The output of your application should look similar to this:

The output should not be more "verbose" than this. Be sure to remove all your other console.log calls before making your release. The recommendations shown above is the correct one for the current state of the sites, and you can use it to check your solution. Be sure to test your application using the alternative server.

Using the alternative server

We have provided an alternative server where we have made some changes on the information and some URLs. Your application should also pass this server. The alternative start URL is scraper-site-2.

The output should be similar to this.

Requirements of your solution

  1. The application should be written as a Node.js application in JavaScript following the JavaScript Standard Style. You have to install and configure it yourself (and add it to the package.json) (your initial repo will be empty). The examiner should be able to run standard in the console to see that you have no errors with the command npm run lint.

  2. The only command the examiner should use to run your application after cloning it from GitHub is npm install and npm start (with the starting URL as a parameter).

  3. The application should be able to take a parameter with the start URL so one easy could change servers when running the examination.

  4. You should work with GitLab and do several commits to show how your solution has been made.

  5. You are free to find and use external modules.

  6. You must structure your code so you must create at least three own modules.

  7. Try to make a solution that is as general as possible. We will provide an alternative server that your script also should pass (see below).
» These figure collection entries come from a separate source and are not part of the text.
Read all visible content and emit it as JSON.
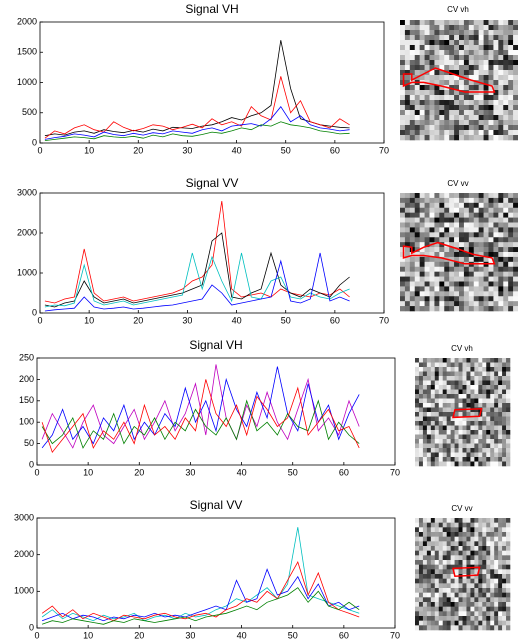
{
  "chart_data": [
    {
      "type": "line",
      "title": "Signal VH",
      "inset_title": "CV vh",
      "x": [
        1,
        3,
        5,
        7,
        9,
        11,
        13,
        15,
        17,
        19,
        21,
        23,
        25,
        27,
        29,
        31,
        33,
        35,
        37,
        39,
        41,
        43,
        45,
        47,
        49,
        51,
        53,
        55,
        57,
        59,
        61,
        63
      ],
      "xlim": [
        0,
        70
      ],
      "xticks": [
        0,
        10,
        20,
        30,
        40,
        50,
        60,
        70
      ],
      "ylim": [
        0,
        2000
      ],
      "yticks": [
        0,
        500,
        1000,
        1500,
        2000
      ],
      "series": [
        {
          "color": "#000000",
          "values": [
            120,
            150,
            130,
            180,
            200,
            160,
            220,
            190,
            170,
            210,
            180,
            230,
            200,
            260,
            250,
            240,
            280,
            300,
            350,
            420,
            380,
            450,
            500,
            620,
            1700,
            900,
            400,
            350,
            300,
            280,
            260,
            250
          ]
        },
        {
          "color": "#ff0000",
          "values": [
            80,
            200,
            150,
            250,
            300,
            220,
            180,
            350,
            260,
            200,
            240,
            300,
            280,
            220,
            260,
            310,
            250,
            400,
            300,
            350,
            280,
            600,
            450,
            380,
            1100,
            500,
            700,
            350,
            300,
            250,
            400,
            300
          ]
        },
        {
          "color": "#0000ff",
          "values": [
            60,
            90,
            110,
            150,
            130,
            100,
            180,
            140,
            120,
            160,
            130,
            170,
            150,
            200,
            180,
            160,
            220,
            250,
            200,
            280,
            300,
            320,
            280,
            400,
            600,
            350,
            450,
            300,
            250,
            230,
            200,
            220
          ]
        },
        {
          "color": "#008000",
          "values": [
            40,
            60,
            80,
            100,
            90,
            70,
            120,
            100,
            90,
            110,
            80,
            130,
            100,
            150,
            120,
            110,
            140,
            180,
            160,
            200,
            250,
            220,
            300,
            280,
            350,
            300,
            280,
            250,
            200,
            180,
            150,
            160
          ]
        }
      ]
    },
    {
      "type": "line",
      "title": "Signal VV",
      "inset_title": "CV vv",
      "x": [
        1,
        3,
        5,
        7,
        9,
        11,
        13,
        15,
        17,
        19,
        21,
        23,
        25,
        27,
        29,
        31,
        33,
        35,
        37,
        39,
        41,
        43,
        45,
        47,
        49,
        51,
        53,
        55,
        57,
        59,
        61,
        63
      ],
      "xlim": [
        0,
        70
      ],
      "xticks": [
        0,
        10,
        20,
        30,
        40,
        50,
        60,
        70
      ],
      "ylim": [
        0,
        3000
      ],
      "yticks": [
        0,
        1000,
        2000,
        3000
      ],
      "series": [
        {
          "color": "#ff0000",
          "values": [
            300,
            250,
            350,
            400,
            1600,
            500,
            300,
            350,
            400,
            300,
            350,
            400,
            450,
            500,
            600,
            800,
            900,
            1200,
            2800,
            600,
            400,
            450,
            500,
            400,
            600,
            500,
            450,
            400,
            500,
            450,
            600,
            400
          ]
        },
        {
          "color": "#000000",
          "values": [
            200,
            150,
            250,
            300,
            800,
            400,
            250,
            300,
            350,
            250,
            300,
            350,
            400,
            450,
            500,
            600,
            700,
            1800,
            2000,
            400,
            350,
            500,
            600,
            1500,
            700,
            500,
            400,
            600,
            500,
            400,
            700,
            900
          ]
        },
        {
          "color": "#00bfbf",
          "values": [
            150,
            200,
            180,
            250,
            1200,
            300,
            200,
            250,
            300,
            200,
            250,
            300,
            350,
            400,
            450,
            1500,
            600,
            1400,
            800,
            300,
            1500,
            400,
            350,
            800,
            900,
            400,
            350,
            500,
            400,
            350,
            500,
            600
          ]
        },
        {
          "color": "#0000ff",
          "values": [
            50,
            80,
            100,
            120,
            400,
            150,
            100,
            120,
            150,
            100,
            120,
            150,
            180,
            200,
            250,
            300,
            350,
            700,
            500,
            200,
            250,
            300,
            350,
            400,
            1300,
            300,
            250,
            350,
            1500,
            300,
            400,
            300
          ]
        }
      ]
    },
    {
      "type": "line",
      "title": "Signal VH",
      "inset_title": "CV vh",
      "x": [
        1,
        3,
        5,
        7,
        9,
        11,
        13,
        15,
        17,
        19,
        21,
        23,
        25,
        27,
        29,
        31,
        33,
        35,
        37,
        39,
        41,
        43,
        45,
        47,
        49,
        51,
        53,
        55,
        57,
        59,
        61,
        63
      ],
      "xlim": [
        0,
        70
      ],
      "xticks": [
        0,
        10,
        20,
        30,
        40,
        50,
        60,
        70
      ],
      "ylim": [
        0,
        250
      ],
      "yticks": [
        0,
        50,
        100,
        150,
        200,
        250
      ],
      "series": [
        {
          "color": "#bf00bf",
          "values": [
            60,
            120,
            80,
            40,
            100,
            140,
            70,
            50,
            90,
            130,
            60,
            100,
            150,
            80,
            120,
            190,
            70,
            235,
            110,
            60,
            140,
            90,
            170,
            100,
            60,
            130,
            200,
            80,
            110,
            70,
            150,
            90
          ]
        },
        {
          "color": "#0000ff",
          "values": [
            40,
            70,
            130,
            60,
            90,
            50,
            110,
            80,
            140,
            60,
            100,
            70,
            120,
            90,
            180,
            100,
            150,
            80,
            200,
            130,
            90,
            170,
            110,
            230,
            120,
            80,
            190,
            100,
            140,
            60,
            120,
            165
          ]
        },
        {
          "color": "#008000",
          "values": [
            90,
            50,
            70,
            110,
            40,
            80,
            60,
            120,
            50,
            90,
            70,
            110,
            60,
            100,
            80,
            130,
            90,
            70,
            110,
            60,
            150,
            80,
            100,
            70,
            120,
            90,
            80,
            150,
            60,
            100,
            70,
            50
          ]
        },
        {
          "color": "#ff0000",
          "values": [
            100,
            30,
            60,
            90,
            120,
            40,
            80,
            60,
            100,
            50,
            140,
            70,
            90,
            60,
            110,
            80,
            200,
            120,
            90,
            140,
            70,
            160,
            130,
            90,
            110,
            180,
            70,
            100,
            130,
            80,
            90,
            40
          ]
        }
      ]
    },
    {
      "type": "line",
      "title": "Signal VV",
      "inset_title": "CV vv",
      "x": [
        1,
        3,
        5,
        7,
        9,
        11,
        13,
        15,
        17,
        19,
        21,
        23,
        25,
        27,
        29,
        31,
        33,
        35,
        37,
        39,
        41,
        43,
        45,
        47,
        49,
        51,
        53,
        55,
        57,
        59,
        61,
        63
      ],
      "xlim": [
        0,
        70
      ],
      "xticks": [
        0,
        10,
        20,
        30,
        40,
        50,
        60,
        70
      ],
      "ylim": [
        0,
        3000
      ],
      "yticks": [
        0,
        1000,
        2000,
        3000
      ],
      "series": [
        {
          "color": "#00bfbf",
          "values": [
            300,
            500,
            250,
            400,
            300,
            200,
            350,
            250,
            300,
            400,
            200,
            300,
            350,
            250,
            400,
            300,
            350,
            500,
            600,
            800,
            700,
            900,
            1100,
            800,
            1200,
            2750,
            900,
            800,
            700,
            600,
            500,
            400
          ]
        },
        {
          "color": "#0000ff",
          "values": [
            200,
            300,
            400,
            250,
            350,
            300,
            200,
            300,
            250,
            350,
            300,
            400,
            300,
            350,
            300,
            400,
            500,
            600,
            500,
            1300,
            700,
            800,
            1600,
            900,
            1000,
            1400,
            800,
            1200,
            600,
            700,
            500,
            600
          ]
        },
        {
          "color": "#ff0000",
          "values": [
            400,
            600,
            300,
            500,
            250,
            400,
            300,
            200,
            350,
            300,
            250,
            350,
            400,
            300,
            250,
            350,
            400,
            300,
            500,
            600,
            800,
            700,
            1000,
            800,
            1300,
            1800,
            900,
            1500,
            700,
            500,
            400,
            300
          ]
        },
        {
          "color": "#008000",
          "values": [
            100,
            200,
            150,
            250,
            200,
            150,
            100,
            200,
            150,
            250,
            200,
            150,
            200,
            250,
            300,
            200,
            300,
            350,
            400,
            500,
            600,
            500,
            700,
            800,
            900,
            1100,
            700,
            1000,
            600,
            500,
            700,
            500
          ]
        }
      ]
    }
  ]
}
This is to test that your code is general for different scenarios. The HTML structure will never be changed but there could be changes in:

  • href attributes in HTML: To check that your scraper doesn't use hardcoded URLs. URLs only defined in JavaScript code (as in the AJAX and cinema example) will not be changed, so you can hardcode these.
  • The day(s) all three friends will be available (remember: if none, the application should give the end-user a message about that).
  • The movie titles, their time and if they are fully booked or not.
  • The availability of tables at the restaurant and the redirect URL we get when we log in.

Submission

This is how to submit this assignment.

  1. Add a tag v1.0.0 to your repo when you are done. If you make updates then add another tag like v1.0.1 or v1.1.0 and so on.

  2. Ensure you have committed and pushed all your changes, including the tags, to GitLab.

  3. Create an issue on the repo and answer the following questions in it. Write freely with 15 to 30 sentences of text.

  4. Describe the architecture of your application. How have you structured your code and what are your thoughts behind the architecture?

  5. What Node concepts are essential to learn as a new programmer, when diving into Node? What would your recommendations be to a new wanna-be-Node-programmer?

  6. Are you satsified with your application? Does it have some improvement areas? What are you especially satisfied with?

  7. What is your TIL for this course part?

  8. Ensure that the README.md contains any essential details for grading, installing, starting, configuring your submission.

  9. When you are done, assign the issue to the teacher, to show that you are ready for grading.

What is a TIL? TIL is an acronym for "Today I Learned" which playfully indicates that there are always new things to learn, every day. You usually pick up things you have learned and where you might have hiked to a little extra about its usefulness or simplicity, or it was just a new lesson for the day that you want to note.

Grading

This assignment is graded as Fail (U) or Pass (G) and it is worth 1.0 credit/hp.

Examination

The teacher will grade your submission and provide feedback in an issue on GitLab.